First, the U.S. bombed Afghanistan, killing thousands of civilians. The country remains a war zone with U.S. and other foreign troops occupying large parts of the country. Last March, despite no evidence linking the government of Iraq to the September 11 attacks, President Bush launched a massive "Shock and Awe" campaign against Iraq followed by an invasion of some 140,000 U.S. troops. Like Afghanistan, thousands of innocent civilians were killed and as the U.S. occupation of the country drags on, and many U.S. soldiers die, the situation is boiling into a civil war.
The corporate media and U.S. officials seized on the tragedy of September 11 to whip up a frenzy of what was called patriotism. Bush told the world: You are with us or you are with the terrorists. But a small group of families who lost loved ones in the attacks of September 11 have raised their voices over the past 2 years under the banner: "Peaceful Tomorrows."

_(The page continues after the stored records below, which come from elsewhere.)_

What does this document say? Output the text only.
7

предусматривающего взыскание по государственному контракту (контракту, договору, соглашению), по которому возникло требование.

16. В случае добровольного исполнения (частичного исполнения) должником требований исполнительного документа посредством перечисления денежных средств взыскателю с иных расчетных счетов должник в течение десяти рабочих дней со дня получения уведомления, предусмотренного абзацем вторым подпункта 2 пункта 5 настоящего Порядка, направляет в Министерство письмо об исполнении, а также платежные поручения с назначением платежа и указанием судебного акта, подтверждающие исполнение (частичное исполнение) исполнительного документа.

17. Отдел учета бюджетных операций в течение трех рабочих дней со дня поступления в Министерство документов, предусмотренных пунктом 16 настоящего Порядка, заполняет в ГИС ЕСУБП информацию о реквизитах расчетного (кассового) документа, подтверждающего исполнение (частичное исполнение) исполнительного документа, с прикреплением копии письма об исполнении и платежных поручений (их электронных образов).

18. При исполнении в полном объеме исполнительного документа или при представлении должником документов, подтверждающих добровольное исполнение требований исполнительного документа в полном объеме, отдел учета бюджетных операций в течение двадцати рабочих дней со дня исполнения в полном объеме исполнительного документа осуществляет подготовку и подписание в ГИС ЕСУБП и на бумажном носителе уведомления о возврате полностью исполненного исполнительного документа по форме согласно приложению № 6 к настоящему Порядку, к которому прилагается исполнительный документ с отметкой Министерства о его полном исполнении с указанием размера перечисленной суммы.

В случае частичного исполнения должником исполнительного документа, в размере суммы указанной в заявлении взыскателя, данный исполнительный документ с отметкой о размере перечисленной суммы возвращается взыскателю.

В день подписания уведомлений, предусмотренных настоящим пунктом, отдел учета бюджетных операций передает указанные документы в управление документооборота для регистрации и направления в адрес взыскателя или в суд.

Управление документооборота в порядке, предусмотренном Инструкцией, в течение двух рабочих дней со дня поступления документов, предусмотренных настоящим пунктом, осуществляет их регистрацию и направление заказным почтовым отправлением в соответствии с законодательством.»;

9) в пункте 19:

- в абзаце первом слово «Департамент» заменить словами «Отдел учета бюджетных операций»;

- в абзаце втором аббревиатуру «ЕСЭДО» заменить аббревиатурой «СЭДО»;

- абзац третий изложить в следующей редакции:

We spend the hour hearing the stories of these people and looking at their individual journeys over the 2 years since they lost their brothers, sisters, children, husbands or wives. For some of them, these journeys have brought them into the homes of ordinary Afghans who had family members killed by U.S. missiles, others to the homes of Iraqis whose families were killed in the U.S. attacks over the past decade. Some of these people have traveled across this country promoting peace and opposing the use of the loss of their loved ones to justify war. Others have campaigned internationally. Some just spoke with their family and friends. A new book tells their story. It is called "September 11th Families for Peaceful Tomorrows: Turning Our Grief Into Action for Peace."
From top to bottom: Bob McIlvaine (his 26 year-old son Bob died in the World Trade Center), Adele Welty (her son, Tim was a firefighter who died in the World Trade Center), Megan Bartlett (she founded Ground Zero for Peace–First Responders Against the War. She is a former Emergency Medical Technician. Many of her co-workers died in the World Trade Center), Fekkak Mamdouh (he worked at Windows on the World, the restaurant on the 107th floor of the World Trade Center where 73 of his co-workers died. He co-founded ROC-NY a membership-based workers center for immigrants), Jeremy Glick (his father, Barry, died in the World Trade Center. He was interviewed by Bill O’Reilly on The O’Reilly Factor February, 4 2003), Andrew Rice (his brother, David, died in the World Trade Center).